Overview
Update June 25, 2025: Update statistics to reflect an additional 6 affected models from Konica Minolta, Inc.
Rapid7 conducted a zero-day research project into multifunction printers (MFP) from
Brother Industries, Ltd. This research resulted in the discovery of
8 new vulnerabilities. Some or all of these vulnerabilities have been identified as affecting 689 models across Brother’s range of printer, scanner, and label maker devices. Additionally, 46 printer models from FUJIFILM Business Innovation, 5 printer models from Ricoh, 2 printer models from Toshiba Tec Corporation, and 6 models from Konica Minolta, Inc. are affected by some or all of these vulnerabilities. In total,
748 models across 5 vendors are affected. Rapid7, in conjunction with
JPCERT/CC, has worked with Brother over the last thirteen months to coordinate the disclosure of these vulnerabilities.

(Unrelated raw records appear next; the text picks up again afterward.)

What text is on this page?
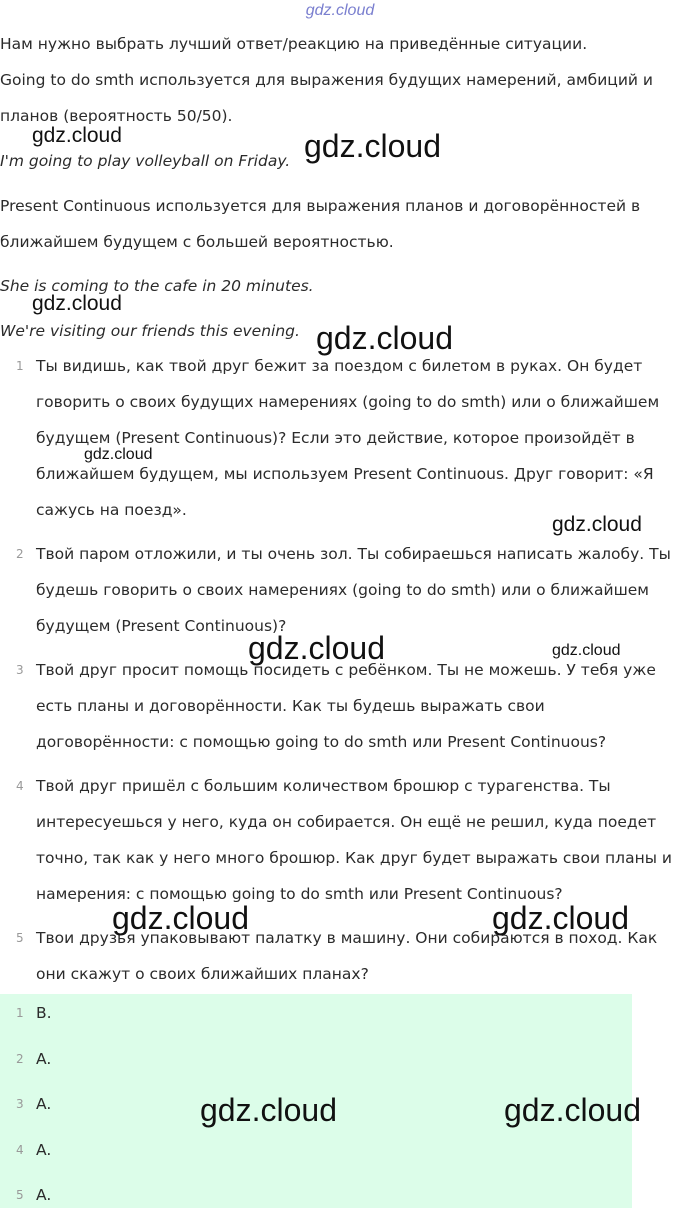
gdz.cloud

Нам нужно выбрать лучший ответ/реакцию на приведённые ситуации.

Going to do smth используется для выражения будущих намерений, амбиций и планов (вероятность 50/50).

I'm going to play volleyball on Friday.

Present Continuous используется для выражения планов и договорённостей в ближайшем будущем с большей вероятностью.

She is coming to the cafe in 20 minutes.

We're visiting our friends this evening.

1 Ты видишь, как твой друг бежит за поездом с билетом в руках. Он будет говорить о своих будущих намерениях (going to do smth) или о ближайшем будущем (Present Continuous)? Если это действие, которое произойдёт в ближайшем будущем, мы используем Present Continuous. Друг говорит: «Я сажусь на поезд».
2 Твой паром отложили, и ты очень зол. Ты собираешься написать жалобу. Ты будешь говорить о своих намерениях (going to do smth) или о ближайшем будущем (Present Continuous)?
3 Твой друг просит помощь посидеть с ребёнком. Ты не можешь. У тебя уже есть планы и договорённости. Как ты будешь выражать свои договорённости: с помощью going to do smth или Present Continuous?
4 Твой друг пришёл с большим количеством брошюр с турагенства. Ты интересуешься у него, куда он собирается. Он ещё не решил, куда поедет точно, так как у него много брошюр. Как друг будет выражать свои планы и намерения: с помощью going to do smth или Present Continuous?
5 Твои друзья упаковывают палатку в машину. Они собираются в поход. Как они скажут о своих ближайших планах?
1 B.
2 A.
3 A.
4 A.
5 A.
gdz.cloud	gdz.cloud
gdz.cloud
gdz.cloud
gdz.cloud
gdz.cloud
gdz.cloud	gdz.cloud
gdz.cloud	gdz.cloud
gdz.cloud	gdz.cloud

The most serious of the findings is the
authentication bypass CVE-2024-51978. A remote unauthenticated attacker can leak the target device's serial number through one of several means, and in turn generate the target device's default administrator password. This is due to the discovery of the default password generation procedure used by Brother devices. This procedure transforms a serial number into a default password. Affected devices have their default password set, based on each device's unique serial number, during the manufacturing process.
Brother has indicated that this vulnerability cannot be fully remediated in firmware, and has required a change to the manufacturing process of all affected models. Only affected models that are made via this new manufacturing process will be fully remediated against
CVE-2024-51978. For all affected models made via the old manufacturing process, Brother has provided a workaround.